Exhibit 3.1
AMENDED AND RESTATED
CERTIFICATE OF INCORPORATION
OF
HEMISPHERE MEDIA GROUP, INC.
FIRST: The name of the Corporation is Hemisphere Media Group, Inc. (the “Corporation”).
SECOND: The address of the registered office of the Corporation in the State of Delaware is c/o Corporation Service Company, 251 Little Falls Drive, in the City of Wilmington, County of New Castle, Delaware 19808. The name of the registered agent of the Corporation in the State of Delaware at such address is Corporation Service Company.
THIRD: The purpose of the Corporation is to engage in any lawful act or activity for which corporations may be organized under the General Corporation Law of the State of Delaware (the “DGCL”), as it now exists or may hereafter be amended and supplemented.
FOURTH: The total number of shares of stock which the Corporation shall have authority to issue is 100 shares, having a par value of $0.01 per share. The Corporation shall be permitted to have fractional shares.
FIFTH: At the time a director is added to the Board of Directors in accordance with the DGCL and the by-laws of the Corporation (the “By-Laws”), the stockholders of the Corporation shall, in a resolution adopted by the stockholders (whether by written action or by vote), specify the number of votes, or a formula for determining the number of votes, such director shall have on any matter brought before the Board of Directors, which such number of votes may be greater than or less than those of certain other directors. In the absence of any such specification in such stockholders’ resolution, such director shall have one (1) vote on any matter brought before the Board of Directors.
SIXTH: The personal liability of the directors of the Corporation is hereby eliminated to the fullest extent permitted by paragraph (7) of subsection (b) of Section 102 of the DGCL, as the same may be amended and supplemented. Any repeal or modification of this Article Sixth shall not adversely affect any right or protection of a director of the Corporation existing immediately prior to such repeal or modification.

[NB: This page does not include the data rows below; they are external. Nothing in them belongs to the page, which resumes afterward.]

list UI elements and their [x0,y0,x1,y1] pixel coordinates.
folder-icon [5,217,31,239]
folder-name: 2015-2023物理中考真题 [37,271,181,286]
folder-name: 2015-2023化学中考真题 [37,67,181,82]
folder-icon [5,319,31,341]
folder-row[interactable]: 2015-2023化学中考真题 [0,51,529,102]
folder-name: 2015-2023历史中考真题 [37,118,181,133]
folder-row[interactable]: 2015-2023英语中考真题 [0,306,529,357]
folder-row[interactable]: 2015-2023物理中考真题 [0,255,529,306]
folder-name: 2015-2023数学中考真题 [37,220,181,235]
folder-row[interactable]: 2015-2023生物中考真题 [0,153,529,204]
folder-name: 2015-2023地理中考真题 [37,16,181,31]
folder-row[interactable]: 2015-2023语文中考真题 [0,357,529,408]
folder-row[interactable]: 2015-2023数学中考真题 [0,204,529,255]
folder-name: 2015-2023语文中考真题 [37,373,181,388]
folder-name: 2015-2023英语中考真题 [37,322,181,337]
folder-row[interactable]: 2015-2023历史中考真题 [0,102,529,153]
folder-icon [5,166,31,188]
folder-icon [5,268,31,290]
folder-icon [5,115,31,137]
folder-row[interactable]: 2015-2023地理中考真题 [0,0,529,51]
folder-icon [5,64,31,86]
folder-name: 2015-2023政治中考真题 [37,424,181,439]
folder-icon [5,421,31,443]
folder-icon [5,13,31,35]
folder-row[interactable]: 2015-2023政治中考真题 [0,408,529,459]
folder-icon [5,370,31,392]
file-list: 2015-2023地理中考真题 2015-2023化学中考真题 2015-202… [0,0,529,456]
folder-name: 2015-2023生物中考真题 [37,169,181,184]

SEVENTH: From time to time any of the provisions of this certificate of incorporation may be amended, altered or repealed, and other provisions authorized by the laws of the State of Delaware at the time in force may be added or inserted in the manner and at the time prescribed by said laws, and all rights at any time conferred upon the stockholders of the Corporation by this certificate of incorporation are granted subject to the provisions of this Article Seventh.
EIGHTH: In furtherance and not in limitation of the rights, powers, privileges and discretionary authority granted or conferred by the DGCL or other statutes or laws of the State of Delaware, the Board of Directors is expressly authorized to make, alter, amend or repeal the By-Laws, without any action on the part of the stockholders, but the stockholders may make additional By-Laws and may alter, amend or repeal any By-Law whether adopted by them or otherwise. The Corporation may in its By-Laws confer powers upon its Board of Directors in addition to the foregoing and in addition to the powers and authorities expressly conferred upon the Board of Directors by applicable law.